As one example, I typically read between 10-15 books over a given calendar year. It’s a written goal ever since I started writing my goals out. This year I decided to shift to a habit of reading 20 minutes a day. Now, with 4ish months remaining in the year, I’ve read 22 books and counting. 

This isn’t a magic pill - as it still requires discipline - but the paradigm shift is profound, and the results are real. 

And rather than getting discouraged with something outside of our control hampers the outcome goal, we instead pull a zen-like shift and focus on the fully controllable input habit. 

Instead of a goal of running 500 miles a year, make a habit of running 3 days a week.

Instead of a goal of building your net worth by XXX, make a weekly habit of saving investing, YY. 

Instead of a goal of enhancing your relationship with a family member, make a habit of asking good questions. 

Instead of a goal of losing XX pounds, make a daily habit of tracking your daily calories. 

Instead of a goal of increasing quarterly sales X%, make a daily habit of sales activity. 

Interesting Resources

Quote
Cullen Roche
"Learn to be a skeptical optimist and avoid being a cynical pessimist."

Stay In Your Lane
2 min read | Humble Dollar
Yes. I love seeing the idea of deemphasizing peer comparisons and benchmarking making waves in the mainstream. I especially appreciated this line: Playing to someone else’s scoreboard is easy, which is why a lot of people do it. The harder thing—playing our own game—begins when we turn our focus and energy toward what we’re capable of and how we can improve ourselves.
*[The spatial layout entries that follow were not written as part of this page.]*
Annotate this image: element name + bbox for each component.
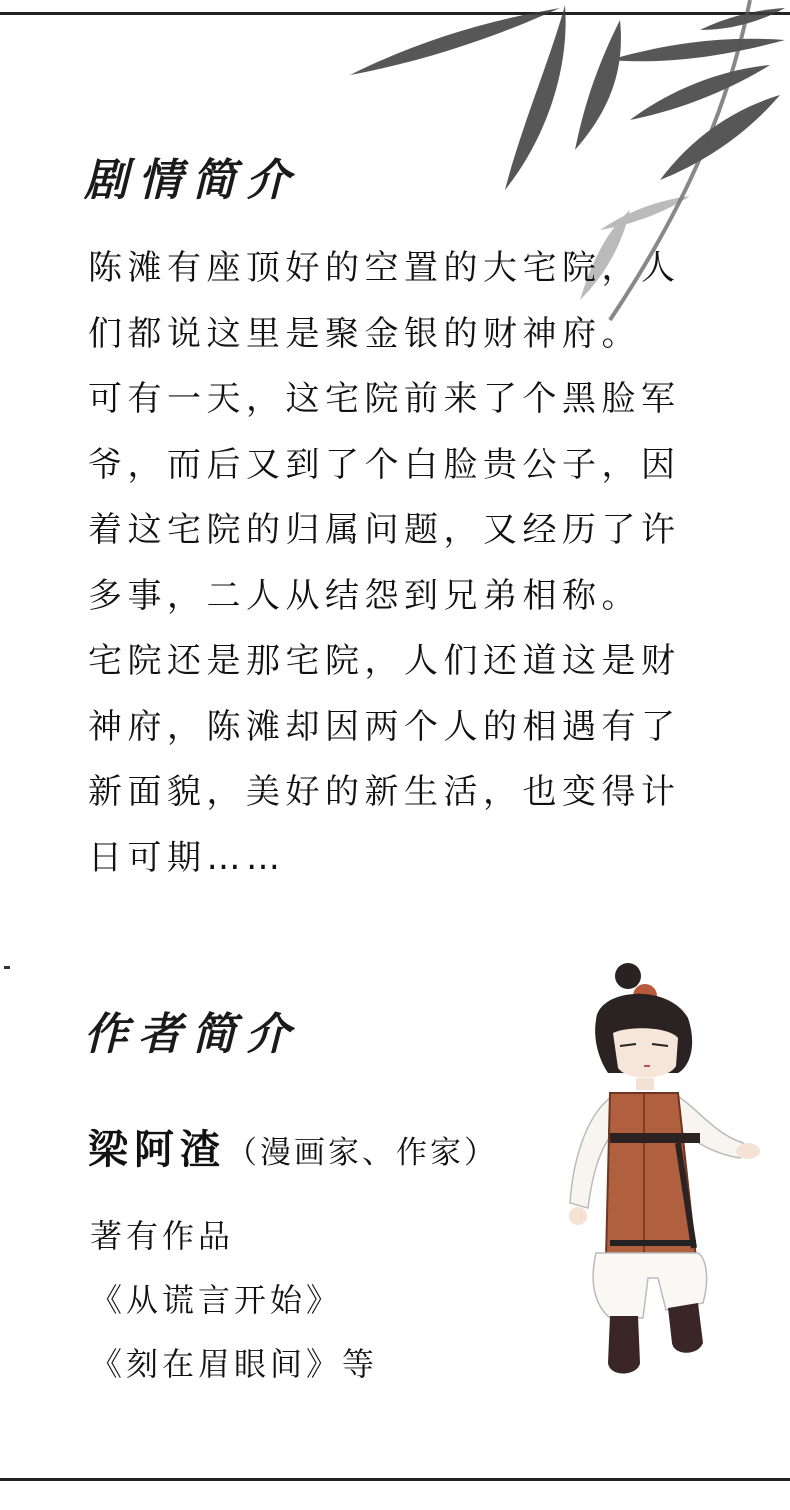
author-role: （漫画家、作家）: [226, 1135, 498, 1171]
work-title: 《从谎言开始》: [90, 1281, 343, 1319]
work-title: 《刻在眉眼间》等: [90, 1345, 379, 1383]
plot-paragraph: 可有一天，这宅院前来了个黑脸军爷，而后又到了个白脸贵公子，因着这宅院的归属问题，又经历了许多事，二人从结怨到兄弟相称。: [88, 379, 681, 616]
author-name: 梁阿渣: [88, 1126, 226, 1173]
plot-summary-heading: 剧情简介: [84, 155, 300, 206]
works-intro: 著有作品: [90, 1217, 235, 1255]
author-line: [88, 1118, 498, 1175]
plot-paragraph: 陈滩有座顶好的空置的大宅院，人们都说这里是聚金银的财神府。: [88, 248, 681, 354]
edge-mark: [4, 966, 10, 969]
author-intro-heading: 作者简介: [84, 1009, 300, 1060]
character-illustration: [548, 958, 766, 1390]
works-list: [90, 1204, 378, 1396]
plot-paragraph: 宅院还是那宅院，人们还道这是财神府，陈滩却因两个人的相遇有了新面貌，美好的新生活，也变得计日可期……: [88, 641, 681, 878]
plot-summary-text: [88, 236, 718, 891]
bottom-border-rule: [0, 1478, 790, 1481]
How Much Money is Enough? 
5 min read | A Wealth of Common Sense 
In case my series on Enough wasn't - umm, well - enough, Ben Carlson does a great job articulating the idea in this post, using the example of McDonald's as a case study (which was super fascinating). I secretly pretended that Ben read my own series as an idea for this post. 
Curious for your thoughts: what do you find personally more effective - habits or goals? I'm not sure it's an exclusively binary choice.